As part of the maneuvers provided for by the “Dyle” plan, the British units deploy on the Franco-Belgian border, east of Lille, from Maulde to Halluin:
– The 1st Corps, with the 1st and 2nd Infantry Divisions, goes online from October 3, 1939,
– The 2nd Corps, with the 3rd and 4th Infantry Divisions, did the same on October 12, 1939, (on their left flank is the 7th French army, on their right flank the 1st Army French)
– The 5th Infantry Division joined the BEF at the end of 1939,
– The 51st Highland Infantry Division arrives in January 1940,
– Five territorial divisions also follow from January 1940,
– The III Corps finally is created in April 1940.
Despite the commendable British war effort, the British Expeditionary Force has an armament weak and hardly improved nor increased during the strange war. Staffing particularly shielded is very inadequate.
May 17, 1940, cannot compete with a German Panzer-division. Moreover, most of the English tanks are of a light type such Mark VI, exceeded at the time and the new Mark II “Matilda” heavy tanks are very few at this date. The chariot Mark VI, who served throughout the campaign of France (May – June 1940), is a tank of 5.2 tons, which includes a crew of 3 men, armed with 2 Vickers machine guns, one of 12.7 mm and the other 7.7 mm.
The phony war: waiting and training
After the short offensive of the Saar launched by the French army on September 7, 1939, which balance by the recovery by German troops of their lost positions during the attack, General Gamelin orders the troops to withdraw to the Maginot Line.
Then opens a period of eight months, marked by the absence or the low number of fighting on the territory between the armies facing each other, camped on their defensive lines respective Maginot and Siegfried lines. This situation gives rise to the expression “funny war” whose origin is disputed: the title of an article by Roland Dorgelès, war correspondent, in the press after a tour on the front, or alteration the English word phony war (funny war) in funny war?
No matter, the fact is there and the wait is insidious. In these circumstances, the main concern of the command is to fight “the boredom of those long months of winter and spring 1939-1940, which gnawed so much of intelligence … “as Marc Bloch testifies in The strange defeat.
The military daily of the British soldiers as French during this period alternates between observation, faction, training, patrol or skirmish but many did not fire a single shot before May 1940.
The last fights and the return of the survivors in England
On June 5, 1940, German troops resume the offensive on the Somme and Aisne.
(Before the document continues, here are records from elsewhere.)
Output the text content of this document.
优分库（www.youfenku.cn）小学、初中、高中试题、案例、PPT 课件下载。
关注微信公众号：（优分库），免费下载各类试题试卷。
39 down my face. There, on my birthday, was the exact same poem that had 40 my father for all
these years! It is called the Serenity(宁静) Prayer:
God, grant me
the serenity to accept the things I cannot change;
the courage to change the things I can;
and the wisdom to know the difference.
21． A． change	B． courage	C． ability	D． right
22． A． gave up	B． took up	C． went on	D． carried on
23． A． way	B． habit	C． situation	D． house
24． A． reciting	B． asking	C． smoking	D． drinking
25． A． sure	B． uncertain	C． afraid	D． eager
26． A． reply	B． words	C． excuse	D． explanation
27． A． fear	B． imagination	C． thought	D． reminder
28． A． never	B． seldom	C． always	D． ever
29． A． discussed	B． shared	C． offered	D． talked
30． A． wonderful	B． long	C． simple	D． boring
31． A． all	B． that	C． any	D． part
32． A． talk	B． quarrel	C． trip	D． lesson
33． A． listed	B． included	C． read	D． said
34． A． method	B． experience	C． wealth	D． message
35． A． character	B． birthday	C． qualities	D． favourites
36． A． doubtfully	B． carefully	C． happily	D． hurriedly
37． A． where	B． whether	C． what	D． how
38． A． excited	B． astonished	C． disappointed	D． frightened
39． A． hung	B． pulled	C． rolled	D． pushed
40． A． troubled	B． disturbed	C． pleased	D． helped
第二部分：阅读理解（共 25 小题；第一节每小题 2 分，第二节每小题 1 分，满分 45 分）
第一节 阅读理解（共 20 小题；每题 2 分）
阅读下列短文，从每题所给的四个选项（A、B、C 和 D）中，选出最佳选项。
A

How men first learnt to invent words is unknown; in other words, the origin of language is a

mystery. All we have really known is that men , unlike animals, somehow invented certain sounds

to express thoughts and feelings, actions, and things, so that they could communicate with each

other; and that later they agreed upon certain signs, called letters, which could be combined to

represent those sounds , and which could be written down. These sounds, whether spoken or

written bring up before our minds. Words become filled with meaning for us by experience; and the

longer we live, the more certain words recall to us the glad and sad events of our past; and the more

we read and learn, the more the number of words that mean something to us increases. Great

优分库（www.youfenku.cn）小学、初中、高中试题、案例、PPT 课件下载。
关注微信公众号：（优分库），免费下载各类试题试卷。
The British expeditionary force no longer online, alongside French armies strongly diminished, that half of the 1st Armored Division, the 51st Highland Infantry
Division, which capitulates at Saint-Valéry-en-Caux on June 12, as well as the 52nd Infantry Division and the Canadian Infantry Brigade. These two units landed in France during the second week of June, forming a second expeditionary force. Ordered by the Field Marshal Sir Alan Brooke, who succeeded General Gort, the surviving elements of these formations (approximately 150 000 men) are in turn evacuated during the operation.
“Ariel” to England in particular by the ports of Bayonne, Verdon, Saint-Nazaire, Rochelle, Brest, and Cherbourg.
The allied defeat was transformed into a propaganda element by Winston Churchill, Prime Minister since May 10, 1940, who evacuates to victory paradoxical. The “Dynamo” operation, which he calls “Miracle of Dunkirk” and the “Ariel” operation, allowed to evacuate, according to English historian Robin Brodhurst, 368,491 soldiers British and 189,541 allied soldiers including 129,000 French and 19,000 Belgians and save 300 guns, 2,300 vehicles of all types and 1,800 tons of equipment, between May and June 1940.
This situation has prompted the United States to provide support and provide material assistance unreservedly to Britain, determined to continue the struggle.